Clearly, I was a LIAR.
Although I did have plans, my plans included 20 or 30 of our closest friends shouting BAZINGA at Hubby as he obliviously walked into the house.
So Friday night, Hubby's actual birthday, he and I had a nice dinner at a nearby restaurant. Hubby spent most of the meal convincing himself that he'd figured out my Saturday plans. He was quite certain that we'd go see a favourite local band. He quizzed me repeatedly, watching for my reaction. "It doesn't even matter what you say," he said. "I can just read you." Oh really, Hubby? You can read me? Wow. That's IMPRESSIVE.
Little did Hubby know, I'd been playing him like a fiddle for weeks.
I started by asking his friend Larry to come to town, and get Hubby the hell outta my house for a few hours while I laboured.
Then, I convinced Hubby to take a break on Saturday from roofing our house. "You deserve a break, Honey. It's your birthday for christsakes."
Next, I asked my hilarious genius friend LB to tweet me, inviting me for a late lunch on Saturday afternoon. Hubby would see the tweets and his subconscious would be incepted with the idea that I'd made plans.
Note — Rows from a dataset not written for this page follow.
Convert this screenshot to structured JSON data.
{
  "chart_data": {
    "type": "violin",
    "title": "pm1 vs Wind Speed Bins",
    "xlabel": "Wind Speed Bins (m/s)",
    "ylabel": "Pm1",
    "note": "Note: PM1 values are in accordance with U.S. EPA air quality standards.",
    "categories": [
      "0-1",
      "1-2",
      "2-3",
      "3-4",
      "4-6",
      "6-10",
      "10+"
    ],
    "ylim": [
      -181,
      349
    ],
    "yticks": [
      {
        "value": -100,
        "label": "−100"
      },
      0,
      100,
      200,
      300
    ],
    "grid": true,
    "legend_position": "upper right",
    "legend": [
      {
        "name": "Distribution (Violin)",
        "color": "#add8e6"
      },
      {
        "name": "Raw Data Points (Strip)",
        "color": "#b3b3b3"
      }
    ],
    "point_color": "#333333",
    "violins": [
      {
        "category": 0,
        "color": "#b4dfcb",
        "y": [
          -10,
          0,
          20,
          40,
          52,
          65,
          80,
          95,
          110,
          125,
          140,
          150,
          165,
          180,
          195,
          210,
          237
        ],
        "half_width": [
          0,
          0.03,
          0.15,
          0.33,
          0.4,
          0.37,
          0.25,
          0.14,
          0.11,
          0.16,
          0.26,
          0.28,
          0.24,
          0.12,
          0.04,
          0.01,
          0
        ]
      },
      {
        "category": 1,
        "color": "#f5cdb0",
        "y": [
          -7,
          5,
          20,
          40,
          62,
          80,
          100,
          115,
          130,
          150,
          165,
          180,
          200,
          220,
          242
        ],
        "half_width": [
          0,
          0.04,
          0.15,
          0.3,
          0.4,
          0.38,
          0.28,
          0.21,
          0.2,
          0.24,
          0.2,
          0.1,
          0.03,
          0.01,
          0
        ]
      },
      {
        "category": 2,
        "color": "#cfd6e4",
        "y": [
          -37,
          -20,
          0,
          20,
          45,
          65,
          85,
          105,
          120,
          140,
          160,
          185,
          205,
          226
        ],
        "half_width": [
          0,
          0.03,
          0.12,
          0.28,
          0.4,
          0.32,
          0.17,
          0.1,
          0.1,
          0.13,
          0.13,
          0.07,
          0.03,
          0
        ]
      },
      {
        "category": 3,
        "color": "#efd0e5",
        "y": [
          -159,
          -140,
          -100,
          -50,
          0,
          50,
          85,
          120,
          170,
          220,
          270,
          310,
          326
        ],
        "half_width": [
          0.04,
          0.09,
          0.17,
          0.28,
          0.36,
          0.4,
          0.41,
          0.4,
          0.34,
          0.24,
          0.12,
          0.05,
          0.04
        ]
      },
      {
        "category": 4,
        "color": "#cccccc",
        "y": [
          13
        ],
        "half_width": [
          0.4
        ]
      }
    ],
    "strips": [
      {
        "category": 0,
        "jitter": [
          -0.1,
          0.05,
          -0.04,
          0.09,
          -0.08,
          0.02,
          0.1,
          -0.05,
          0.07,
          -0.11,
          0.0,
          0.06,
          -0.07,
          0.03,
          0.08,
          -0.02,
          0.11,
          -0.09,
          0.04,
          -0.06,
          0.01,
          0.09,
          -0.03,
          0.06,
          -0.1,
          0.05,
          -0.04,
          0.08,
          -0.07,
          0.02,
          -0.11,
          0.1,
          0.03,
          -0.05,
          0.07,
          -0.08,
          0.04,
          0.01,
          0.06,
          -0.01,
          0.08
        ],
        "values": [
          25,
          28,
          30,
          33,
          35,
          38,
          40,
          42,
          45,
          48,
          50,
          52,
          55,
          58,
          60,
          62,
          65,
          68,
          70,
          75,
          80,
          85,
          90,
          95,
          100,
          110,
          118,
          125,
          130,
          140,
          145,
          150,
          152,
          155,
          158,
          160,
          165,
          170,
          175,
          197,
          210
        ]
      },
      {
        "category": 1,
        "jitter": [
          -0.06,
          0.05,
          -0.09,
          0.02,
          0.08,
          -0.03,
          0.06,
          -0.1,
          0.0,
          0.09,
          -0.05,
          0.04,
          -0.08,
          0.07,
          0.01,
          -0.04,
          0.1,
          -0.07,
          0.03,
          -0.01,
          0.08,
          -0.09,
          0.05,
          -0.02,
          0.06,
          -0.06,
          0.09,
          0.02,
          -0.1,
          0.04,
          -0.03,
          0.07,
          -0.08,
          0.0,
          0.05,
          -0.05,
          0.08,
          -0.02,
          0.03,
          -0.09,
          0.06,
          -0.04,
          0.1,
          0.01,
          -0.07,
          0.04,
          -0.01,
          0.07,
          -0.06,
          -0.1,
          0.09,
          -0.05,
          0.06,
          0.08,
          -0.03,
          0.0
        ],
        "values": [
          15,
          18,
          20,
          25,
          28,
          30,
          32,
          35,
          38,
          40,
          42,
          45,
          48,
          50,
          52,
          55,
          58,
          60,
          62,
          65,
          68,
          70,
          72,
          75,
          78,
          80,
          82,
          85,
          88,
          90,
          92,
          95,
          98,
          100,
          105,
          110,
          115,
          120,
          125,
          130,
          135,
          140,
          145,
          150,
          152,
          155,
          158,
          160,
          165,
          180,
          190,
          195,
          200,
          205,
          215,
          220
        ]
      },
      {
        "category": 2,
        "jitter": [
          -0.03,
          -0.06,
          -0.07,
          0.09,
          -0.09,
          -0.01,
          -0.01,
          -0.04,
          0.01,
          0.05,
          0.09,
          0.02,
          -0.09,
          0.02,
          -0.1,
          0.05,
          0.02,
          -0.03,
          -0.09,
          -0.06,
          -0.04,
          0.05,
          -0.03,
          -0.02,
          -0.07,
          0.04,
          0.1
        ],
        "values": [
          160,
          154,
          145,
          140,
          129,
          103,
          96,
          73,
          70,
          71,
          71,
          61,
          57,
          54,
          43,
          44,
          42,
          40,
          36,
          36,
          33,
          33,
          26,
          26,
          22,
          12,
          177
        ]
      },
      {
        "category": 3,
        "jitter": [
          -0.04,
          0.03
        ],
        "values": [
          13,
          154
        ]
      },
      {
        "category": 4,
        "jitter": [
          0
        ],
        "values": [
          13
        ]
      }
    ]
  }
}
This meant that when Larry made an "unexpected" visit to town and wanted to hang out during the day, Hubby was free to do so. The only rule was that he HAD to be home BY 7 O'CLOCK. We had plans, of course.
When Larry and Hubby left at 1:15 yesterday afternoon, by 1:16 I was cleaning, preparing food, collecting beer and cheese that was hidden at the neighbour's house, picking up the cake, and making up a dozen air mattresses for our house guests. And while Larry managed to expertly distract Hubby for SIX WHOLE HOURS, I didn't manage to sit down even once during that same six hour period.
But when Hubby walked through our door at precisely 7pm, all our effot was totally worth it. He basically freaked out. It was precious.
Aaaaannnnddd... then we all rocked until 4am. There was guitar playing, song singing, food eating, beer drinking, and of course late night living room dance partying.